Аркадьев повернул руку с часами и долго смотрел на них, не решаясь поднять померкшие глаза. Любовь Андреевна догадалась, почему, и у двери сочувственно сказала:
— Будет трудно, заходите. Побудем вместе, и обоим станет легче.
Аркадьев сдержанно улыбнулся.
За окном занялся рассвет. Горин открыл глаза, сразу, будто по тревоге. Но телефон молчал. В квартире была дремотная тишина. Только в соседней комнате настенные часы, подарок министра обороны, мерно отбивали время.
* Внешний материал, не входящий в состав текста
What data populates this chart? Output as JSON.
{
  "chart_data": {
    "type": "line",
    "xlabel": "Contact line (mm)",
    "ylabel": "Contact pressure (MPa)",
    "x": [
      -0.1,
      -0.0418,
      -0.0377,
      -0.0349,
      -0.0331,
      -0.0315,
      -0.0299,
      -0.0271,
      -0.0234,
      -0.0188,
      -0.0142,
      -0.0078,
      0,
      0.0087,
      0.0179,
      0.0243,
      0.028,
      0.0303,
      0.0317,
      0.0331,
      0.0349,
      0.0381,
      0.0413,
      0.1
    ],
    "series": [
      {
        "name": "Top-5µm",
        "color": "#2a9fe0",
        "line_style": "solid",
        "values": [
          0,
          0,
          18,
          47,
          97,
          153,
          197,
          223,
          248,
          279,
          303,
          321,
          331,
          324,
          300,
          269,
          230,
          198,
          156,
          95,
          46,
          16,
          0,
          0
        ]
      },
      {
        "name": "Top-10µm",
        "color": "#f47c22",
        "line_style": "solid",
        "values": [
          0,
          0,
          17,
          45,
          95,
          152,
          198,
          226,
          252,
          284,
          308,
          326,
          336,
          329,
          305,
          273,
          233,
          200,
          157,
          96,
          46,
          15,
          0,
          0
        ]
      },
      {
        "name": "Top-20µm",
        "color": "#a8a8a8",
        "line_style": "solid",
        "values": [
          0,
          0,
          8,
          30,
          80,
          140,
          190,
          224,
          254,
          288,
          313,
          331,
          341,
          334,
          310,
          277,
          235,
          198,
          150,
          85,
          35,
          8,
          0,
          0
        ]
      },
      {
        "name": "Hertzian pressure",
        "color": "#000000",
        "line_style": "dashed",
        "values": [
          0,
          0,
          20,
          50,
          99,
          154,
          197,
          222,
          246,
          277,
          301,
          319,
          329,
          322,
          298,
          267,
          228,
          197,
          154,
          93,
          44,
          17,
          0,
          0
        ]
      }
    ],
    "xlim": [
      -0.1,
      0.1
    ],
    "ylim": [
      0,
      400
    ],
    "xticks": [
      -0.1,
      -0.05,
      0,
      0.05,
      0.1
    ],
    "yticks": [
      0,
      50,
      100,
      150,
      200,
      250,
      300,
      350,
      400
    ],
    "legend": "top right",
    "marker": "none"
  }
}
Михаил Сергеевич осторожно повернулся на спину, скосил взгляд на жену — не проснулась. Лишь тонкие черные брови ее тревожно вздрогнули, напомнив вчерашний день: разговор с Сердичем и Берчуком, беседу с молодыми офицерами и дочерью, встречу с Ларисой Константиновной. Из всех этих событий только разговор с Сердичем и Берчуком казался законченным. В других что-то было сделано не так, и Горину стало досадно. Не потому ли, подумал он, что не чувствовал в себе обычной уверенности? Но разбираться в самом себе ему сейчас не хотелось, как не хотелось впускать под одеяло утренний холодок, проникший в комнату через открытое окно.
Раздумья о прошлом, как детский кораблик по весеннему потоку, сами собой потекли, куда им хотелось. Они то ускоряли свой бег, то замедляли его и кружились на одном месте. Невольно думалось о том, как быть дальше, как нести службу, чтобы к старости не было тоскливо от того, что многое из задуманного осталось не сделанным, а возможное счастье с Ларисой Константиновной — упущенным. За четверть века в строю он не все выполнил: записки о пехотинцах на войне лишь начал, о жизни полка написал всего несколько статей. А надо бы книгу.
«За такую книгу не поздно взяться и сейчас», — упрекнул себя Горин. Раньше она могла получиться облегченной. Теперь в ней можно использовать то, что найдут для улучшения службы Сердич и Берчук, а согласятся — засесть за нее вместе с ними.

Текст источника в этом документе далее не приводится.